# Lawyers have a reservation in hell



## bunny23 (May 19, 2011)

Not sure if anyone has been through this and I'm not sure what to do next...

But I'm broke (ex took all money) I have been interviewing but have this huge gap because I was supposed to totally change careers due to disability...

My stbx filed for D, I had no idea.. found out about it by accident. He filed 7 + months ago!

Anyway.. I get a great lawyer, nice, thinks my ex is an a$$, doesn't take retainer because we can file motions in my state so that my ex pays.

I have been running after this guy for 3 weeks to file OP, because he didn't want me to do it alone. Every single day this guy tells me we will meet or he will call.. but cancels.

Last night he texts me that it's better for HIM to be out of this case (um what case?) and he will email me info on another lawyer LAST night.. of course that NEVER happens.

So once again.. no lawyer, no $$

I don't get it.. someone who is a victim of abuse for 4 years just gets a "I'm out of this case because it's better for me"?!!

Why bother even taking it?

And I was not hounding the guy but he kept saying we will meet or he will call me but never did!

Insanity!
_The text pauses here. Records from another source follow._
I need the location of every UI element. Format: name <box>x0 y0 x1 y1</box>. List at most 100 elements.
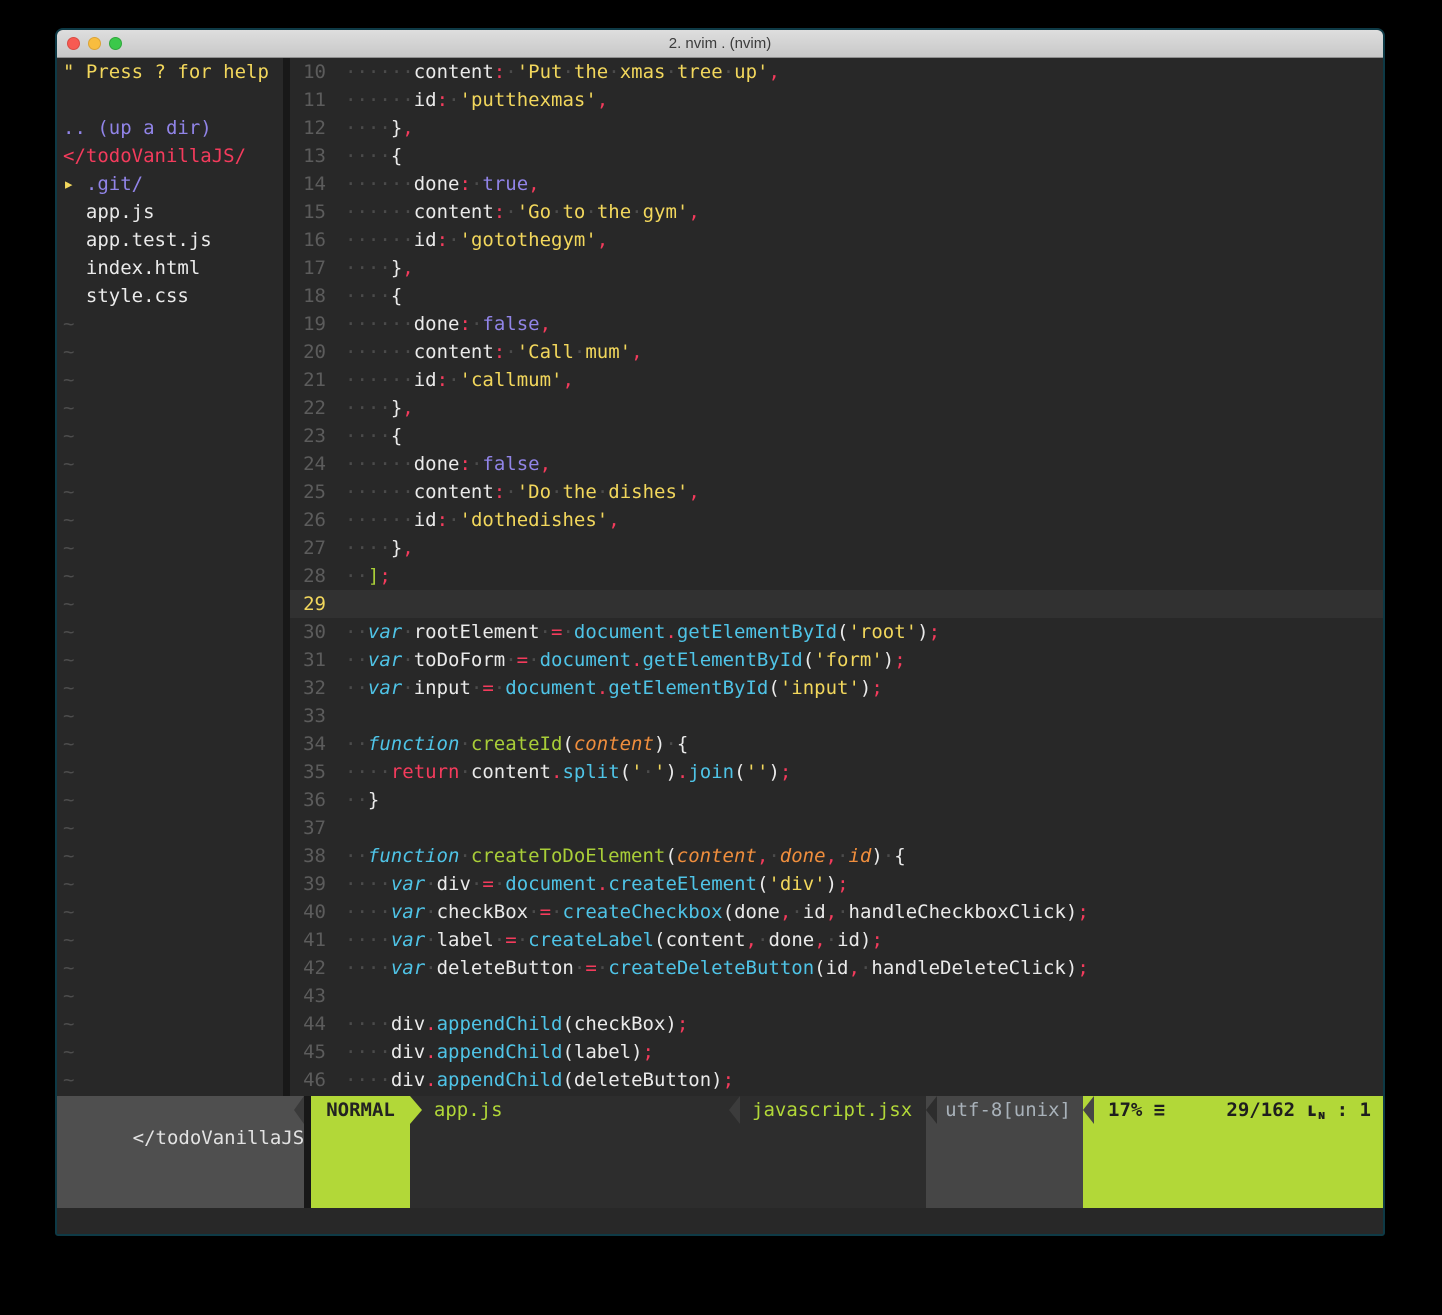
code-line[interactable]: 25······content:·'Do·the·dishes', <box>290 478 1383 506</box>
code-line[interactable]: 20······content:·'Call·mum', <box>290 338 1383 366</box>
code-token: , <box>608 509 619 531</box>
code-line[interactable]: 35····return·content.split('·').join('')… <box>290 758 1383 786</box>
line-number: 15 <box>290 198 326 226</box>
code-token: ······ <box>345 201 414 223</box>
code-token: ······ <box>345 313 414 335</box>
line-number: 35 <box>290 758 326 786</box>
code-line[interactable]: 21······id:·'callmum', <box>290 366 1383 394</box>
code-line[interactable]: 28··]; <box>290 562 1383 590</box>
code-token: ···· <box>345 537 391 559</box>
code-token: : <box>437 369 448 391</box>
line-number: 23 <box>290 422 326 450</box>
code-line[interactable]: 24······done:·false, <box>290 450 1383 478</box>
code-line[interactable]: 40····var·checkBox·=·createCheckbox(done… <box>290 898 1383 926</box>
code-line[interactable]: 31··var·toDoForm·=·document.getElementBy… <box>290 646 1383 674</box>
code-line[interactable]: 39····var·div·=·document.createElement('… <box>290 870 1383 898</box>
empty-line-tilde: ~ <box>57 758 283 786</box>
code-token: , <box>814 929 825 951</box>
code-line-text: ······id:·'dothedishes', <box>326 506 620 534</box>
code-line[interactable]: 45····div.appendChild(label); <box>290 1038 1383 1066</box>
minimize-button[interactable] <box>88 37 101 50</box>
code-token: : <box>459 313 470 335</box>
code-line-cursor[interactable]: 29 <box>290 590 1383 618</box>
code-line[interactable]: 16······id:·'gotothegym', <box>290 226 1383 254</box>
code-line-text: ······content:·'Put·the·xmas·tree·up', <box>326 58 780 86</box>
file-explorer[interactable]: " Press ? for help.. (up a dir)</todoVan… <box>57 58 283 1096</box>
explorer-statusline: </todoVanillaJS <box>57 1096 304 1208</box>
empty-line-tilde: ~ <box>57 618 283 646</box>
code-line[interactable]: 46····div.appendChild(deleteButton); <box>290 1066 1383 1094</box>
code-line[interactable]: 14······done:·true, <box>290 170 1383 198</box>
code-token: content <box>677 845 757 867</box>
code-token: ······ <box>345 341 414 363</box>
line-number: 39 <box>290 870 326 898</box>
vertical-split[interactable] <box>283 58 290 1096</box>
code-token: ) <box>654 733 665 755</box>
code-line[interactable]: 10······content:·'Put·the·xmas·tree·up', <box>290 58 1383 86</box>
code-token: · <box>837 845 848 867</box>
code-token: , <box>528 173 539 195</box>
code-line[interactable]: 33 <box>290 702 1383 730</box>
zoom-button[interactable] <box>109 37 122 50</box>
code-line[interactable]: 32··var·input·=·document.getElementById(… <box>290 674 1383 702</box>
code-token: · <box>448 369 459 391</box>
code-line[interactable]: 18····{ <box>290 282 1383 310</box>
code-token: ···· <box>345 425 391 447</box>
explorer-item[interactable]: app.js <box>57 198 283 226</box>
code-token: · <box>551 901 562 923</box>
code-line[interactable]: 22····}, <box>290 394 1383 422</box>
code-line[interactable]: 23····{ <box>290 422 1383 450</box>
code-token: toDoForm <box>414 649 506 671</box>
code-token: ) <box>860 677 871 699</box>
code-token: = <box>517 649 528 671</box>
code-token: ( <box>562 1041 573 1063</box>
explorer-item[interactable]: ▸ .git/ <box>57 170 283 198</box>
code-token: , <box>688 481 699 503</box>
code-token: ·· <box>345 789 368 811</box>
code-line[interactable]: 43 <box>290 982 1383 1010</box>
code-token: appendChild <box>437 1069 563 1091</box>
code-line[interactable]: 26······id:·'dothedishes', <box>290 506 1383 534</box>
close-button[interactable] <box>67 37 80 50</box>
code-line[interactable]: 41····var·label·=·createLabel(content,·d… <box>290 926 1383 954</box>
explorer-item[interactable]: style.css <box>57 282 283 310</box>
explorer-item[interactable]: </todoVanillaJS/ <box>57 142 283 170</box>
code-token: 'div' <box>768 873 825 895</box>
code-area[interactable]: 10······content:·'Put·the·xmas·tree·up',… <box>290 58 1383 1096</box>
code-line[interactable]: 34··function·createId(content)·{ <box>290 730 1383 758</box>
explorer-token: ▸ <box>63 173 86 195</box>
scroll-percent: 17% ≡ <box>1108 1096 1165 1208</box>
explorer-header-line[interactable]: .. (up a dir) <box>57 114 283 142</box>
code-line[interactable]: 11······id:·'putthexmas', <box>290 86 1383 114</box>
code-line[interactable]: 19······done:·false, <box>290 310 1383 338</box>
code-line[interactable]: 30··var·rootElement·=·document.getElemen… <box>290 618 1383 646</box>
code-token: content <box>665 929 745 951</box>
empty-line-tilde: ~ <box>57 870 283 898</box>
code-line[interactable]: 36··} <box>290 786 1383 814</box>
editor-main: " Press ? for help.. (up a dir)</todoVan… <box>57 58 1383 1096</box>
code-token: ) <box>860 929 871 951</box>
code-line-text: ····var·div·=·document.createElement('di… <box>326 870 849 898</box>
code-line[interactable]: 37 <box>290 814 1383 842</box>
line-number: 11 <box>290 86 326 114</box>
code-token: ( <box>562 733 573 755</box>
code-line[interactable]: 38··function·createToDoElement(content,·… <box>290 842 1383 870</box>
code-token: ; <box>871 677 882 699</box>
code-token: ······ <box>345 61 414 83</box>
code-token: ; <box>1077 901 1088 923</box>
terminal-window: 2. nvim . (nvim) " Press ? for help.. (u… <box>55 28 1385 1236</box>
explorer-item[interactable]: index.html <box>57 254 283 282</box>
code-line[interactable]: 12····}, <box>290 114 1383 142</box>
code-line[interactable]: 42····var·deleteButton·=·createDeleteBut… <box>290 954 1383 982</box>
code-token: · <box>494 873 505 895</box>
line-number: 16 <box>290 226 326 254</box>
code-line-text: ··]; <box>326 562 391 590</box>
explorer-item[interactable]: app.test.js <box>57 226 283 254</box>
code-line[interactable]: 17····}, <box>290 254 1383 282</box>
code-line[interactable]: 27····}, <box>290 534 1383 562</box>
command-line[interactable] <box>57 1208 1383 1234</box>
code-line[interactable]: 13····{ <box>290 142 1383 170</box>
line-number: 33 <box>290 702 326 730</box>
code-line[interactable]: 15······content:·'Go·to·the·gym', <box>290 198 1383 226</box>
code-line[interactable]: 44····div.appendChild(checkBox); <box>290 1010 1383 1038</box>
I'm totally crushed


----------



## smallsteps (Feb 23, 2013)

Sorry bunny, that's terrible.

I think the only thing you can do is start calling around to lawyers and see if there is one that can help you out.

Is there any type of legal aid society you can contact in your area?


----------



## Bullwinkle (Feb 4, 2013)

Bunny, you're better off in the long run if this scummo's heart wasn't really going to be in it.


----------